On Oct. 11, unidentified gunmen shot dead Francisco Antonio Cuchillo Baltazar, a 57-year indigenous governor of Ginebra municipality of the southwestern Colombian department of Valle del Cauca, the authorities said. Cuchillo was hit by three bullets when he was waiting for a bus to return home. His daughter, Lili Cuchillo, said her father "was shot three times, one in the head and two in the chest, by an assault rifle. To this moment we do not have information about which armed group committed this crime." She said this murder "represents an attack on our communities. They took a leader away from us." On Sept. 5, Jorge Eduardo Cuchillo Baltazar, the governor's brother, was kidnapped and shot dead. His body was found near Ginebra. (Xinhua, Oct. 13)

Chile: Mapuches march

On Oct. 10 in Santiago, Chile, nearly 4,000 people took part in a "Dignity March" called by Meli Wixan Mapu and other Mapuche organizations. The marchers called for the release of Mapuche political prisoners, and for Mapuche unity in the continued struggle for land and self-determination and against violations of indigenous rights by the Chilean and Argentine governments and by business interests. (Campana Continental Contra el ALCA, Oct. 12)

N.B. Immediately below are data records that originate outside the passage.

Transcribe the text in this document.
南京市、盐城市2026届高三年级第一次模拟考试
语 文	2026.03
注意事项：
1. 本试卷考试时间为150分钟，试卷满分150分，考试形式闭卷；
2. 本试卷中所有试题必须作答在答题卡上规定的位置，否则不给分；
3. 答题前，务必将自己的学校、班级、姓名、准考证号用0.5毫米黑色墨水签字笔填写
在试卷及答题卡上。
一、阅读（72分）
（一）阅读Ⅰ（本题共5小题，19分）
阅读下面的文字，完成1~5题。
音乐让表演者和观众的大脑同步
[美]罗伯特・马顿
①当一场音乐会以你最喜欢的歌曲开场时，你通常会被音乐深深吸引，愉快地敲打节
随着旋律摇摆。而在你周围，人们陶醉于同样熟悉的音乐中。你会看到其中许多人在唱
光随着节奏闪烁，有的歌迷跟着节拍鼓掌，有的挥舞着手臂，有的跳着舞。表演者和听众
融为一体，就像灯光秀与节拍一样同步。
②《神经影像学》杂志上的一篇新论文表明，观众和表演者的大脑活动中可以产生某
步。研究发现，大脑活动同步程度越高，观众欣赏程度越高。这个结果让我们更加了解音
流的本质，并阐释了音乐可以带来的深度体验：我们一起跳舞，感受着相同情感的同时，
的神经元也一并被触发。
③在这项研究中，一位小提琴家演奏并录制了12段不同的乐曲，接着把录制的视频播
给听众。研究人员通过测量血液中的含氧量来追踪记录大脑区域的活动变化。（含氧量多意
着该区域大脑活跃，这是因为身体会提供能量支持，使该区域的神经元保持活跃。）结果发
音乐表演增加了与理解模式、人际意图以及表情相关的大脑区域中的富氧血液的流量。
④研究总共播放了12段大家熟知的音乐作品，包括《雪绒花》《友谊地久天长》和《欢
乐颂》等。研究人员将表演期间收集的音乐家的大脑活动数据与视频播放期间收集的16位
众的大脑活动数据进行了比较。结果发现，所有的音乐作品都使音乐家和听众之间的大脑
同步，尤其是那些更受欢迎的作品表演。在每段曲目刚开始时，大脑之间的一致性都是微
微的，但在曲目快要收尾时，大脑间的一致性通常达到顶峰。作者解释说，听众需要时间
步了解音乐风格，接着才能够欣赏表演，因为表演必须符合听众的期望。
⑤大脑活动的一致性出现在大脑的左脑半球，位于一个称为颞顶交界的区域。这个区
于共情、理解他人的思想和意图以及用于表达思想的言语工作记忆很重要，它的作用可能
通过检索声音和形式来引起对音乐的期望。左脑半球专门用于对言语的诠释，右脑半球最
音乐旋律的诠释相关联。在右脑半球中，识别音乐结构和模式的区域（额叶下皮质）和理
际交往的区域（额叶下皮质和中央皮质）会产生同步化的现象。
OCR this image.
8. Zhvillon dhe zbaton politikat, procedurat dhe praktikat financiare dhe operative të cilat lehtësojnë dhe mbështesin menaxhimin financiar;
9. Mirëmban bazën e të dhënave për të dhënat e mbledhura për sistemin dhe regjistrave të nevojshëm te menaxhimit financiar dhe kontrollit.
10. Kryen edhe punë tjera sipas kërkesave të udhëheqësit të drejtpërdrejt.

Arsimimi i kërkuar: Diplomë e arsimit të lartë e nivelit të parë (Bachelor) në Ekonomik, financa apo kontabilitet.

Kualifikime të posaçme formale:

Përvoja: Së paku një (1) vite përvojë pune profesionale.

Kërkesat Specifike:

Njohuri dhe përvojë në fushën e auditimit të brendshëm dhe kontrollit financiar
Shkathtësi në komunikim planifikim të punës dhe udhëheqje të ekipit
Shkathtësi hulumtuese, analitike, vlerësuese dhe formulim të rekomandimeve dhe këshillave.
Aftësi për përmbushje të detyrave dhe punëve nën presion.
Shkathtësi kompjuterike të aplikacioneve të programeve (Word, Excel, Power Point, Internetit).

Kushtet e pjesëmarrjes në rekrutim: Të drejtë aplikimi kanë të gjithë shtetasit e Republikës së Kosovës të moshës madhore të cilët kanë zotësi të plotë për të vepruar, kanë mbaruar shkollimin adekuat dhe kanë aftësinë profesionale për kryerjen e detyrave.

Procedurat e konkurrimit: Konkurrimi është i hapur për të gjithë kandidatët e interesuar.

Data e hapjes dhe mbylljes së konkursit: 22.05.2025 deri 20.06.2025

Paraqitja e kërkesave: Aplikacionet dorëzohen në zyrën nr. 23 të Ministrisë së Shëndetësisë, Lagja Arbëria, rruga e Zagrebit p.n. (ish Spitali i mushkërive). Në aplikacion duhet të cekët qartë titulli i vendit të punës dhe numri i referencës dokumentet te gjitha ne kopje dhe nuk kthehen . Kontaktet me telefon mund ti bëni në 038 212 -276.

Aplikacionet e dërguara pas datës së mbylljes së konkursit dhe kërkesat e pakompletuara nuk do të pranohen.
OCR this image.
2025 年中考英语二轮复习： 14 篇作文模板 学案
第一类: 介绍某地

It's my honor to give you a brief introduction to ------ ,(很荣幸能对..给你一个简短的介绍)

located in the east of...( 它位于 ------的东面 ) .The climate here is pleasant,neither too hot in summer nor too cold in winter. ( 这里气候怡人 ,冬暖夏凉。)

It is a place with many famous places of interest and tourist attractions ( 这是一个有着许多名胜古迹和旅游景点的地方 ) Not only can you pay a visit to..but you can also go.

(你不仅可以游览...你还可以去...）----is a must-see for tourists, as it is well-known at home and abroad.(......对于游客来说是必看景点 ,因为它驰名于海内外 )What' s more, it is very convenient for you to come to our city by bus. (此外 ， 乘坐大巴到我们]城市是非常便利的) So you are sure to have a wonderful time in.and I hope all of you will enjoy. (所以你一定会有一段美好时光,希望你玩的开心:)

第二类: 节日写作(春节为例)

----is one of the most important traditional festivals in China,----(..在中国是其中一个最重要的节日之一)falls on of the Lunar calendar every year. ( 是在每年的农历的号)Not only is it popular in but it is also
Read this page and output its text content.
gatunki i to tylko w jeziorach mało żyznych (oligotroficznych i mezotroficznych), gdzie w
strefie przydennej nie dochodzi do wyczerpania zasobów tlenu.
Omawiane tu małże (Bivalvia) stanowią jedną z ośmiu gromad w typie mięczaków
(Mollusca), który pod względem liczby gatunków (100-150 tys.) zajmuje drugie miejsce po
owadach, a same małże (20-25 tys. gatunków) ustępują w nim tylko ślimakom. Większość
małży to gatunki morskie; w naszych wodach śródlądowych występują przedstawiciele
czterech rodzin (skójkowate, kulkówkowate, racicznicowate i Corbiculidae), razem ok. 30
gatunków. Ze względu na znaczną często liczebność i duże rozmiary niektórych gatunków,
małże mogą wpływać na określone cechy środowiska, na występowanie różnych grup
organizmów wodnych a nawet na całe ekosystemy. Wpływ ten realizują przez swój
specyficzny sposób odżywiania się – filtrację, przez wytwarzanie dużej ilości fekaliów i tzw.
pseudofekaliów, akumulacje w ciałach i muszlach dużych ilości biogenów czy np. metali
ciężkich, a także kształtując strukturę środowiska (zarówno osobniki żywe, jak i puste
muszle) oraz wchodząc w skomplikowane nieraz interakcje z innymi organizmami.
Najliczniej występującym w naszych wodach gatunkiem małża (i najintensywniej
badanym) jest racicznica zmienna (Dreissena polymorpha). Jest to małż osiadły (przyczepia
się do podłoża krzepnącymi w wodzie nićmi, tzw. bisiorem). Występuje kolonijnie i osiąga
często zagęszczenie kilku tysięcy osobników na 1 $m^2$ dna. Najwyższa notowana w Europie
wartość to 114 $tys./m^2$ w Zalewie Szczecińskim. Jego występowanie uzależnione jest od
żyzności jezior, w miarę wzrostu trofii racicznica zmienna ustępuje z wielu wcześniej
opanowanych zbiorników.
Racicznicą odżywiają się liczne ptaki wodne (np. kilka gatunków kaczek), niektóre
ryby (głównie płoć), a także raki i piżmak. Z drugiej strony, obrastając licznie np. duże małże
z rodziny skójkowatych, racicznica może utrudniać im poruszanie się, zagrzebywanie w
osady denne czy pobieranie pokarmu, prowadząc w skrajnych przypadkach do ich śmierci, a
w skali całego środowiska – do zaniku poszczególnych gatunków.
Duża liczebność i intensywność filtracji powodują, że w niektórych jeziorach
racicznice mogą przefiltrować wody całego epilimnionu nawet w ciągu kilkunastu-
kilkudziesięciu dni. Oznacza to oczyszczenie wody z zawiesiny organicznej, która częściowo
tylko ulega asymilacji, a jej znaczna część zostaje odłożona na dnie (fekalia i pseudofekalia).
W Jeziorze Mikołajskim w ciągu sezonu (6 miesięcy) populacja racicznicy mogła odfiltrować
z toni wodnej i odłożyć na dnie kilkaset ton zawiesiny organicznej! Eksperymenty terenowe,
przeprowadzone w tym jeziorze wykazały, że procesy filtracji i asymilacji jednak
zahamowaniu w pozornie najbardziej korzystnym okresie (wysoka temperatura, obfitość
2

From Weekly News Update on the Americas, Oct. 16

Afro-Colombian activist "disappeared"

At midday on Oct. 16, Orlando Valencia, an Afro-Colombian representative of the Community Council of Curvaradó in the department of Chocó, was arbitrarily detained and "disappeared," despite being protected by official measures of the Inter-American Court of Human Rights. The abduction took place immediately after the vehicle in which he was travelling with human rights observers and other members of the community, en route to a regional peasant assembly, was stopped by the National Police in the municipality of Belén de Bajirá. The police demanded the occupants' documents at rifle-point and briefly detained them. On the way to the local police station, they passed a truck filled with men they recognized as paramilitaries. They were released after several hours of interrogation, in which Valencia was accused of being a "reinsertado"—a demobilized guerilla fighter

Osama bin Laden: football in US-Venezuela spat

In an Oct. 9 interview with CNN, televangelist Pat Robertson—who recently got in hot water by calling for the assassination of Hugo Chavez—accused the Venezuelan president of giving Osama bin Laden $1.2 million after the 9-11 attacks and of trying to obtain nuclear material from Iran.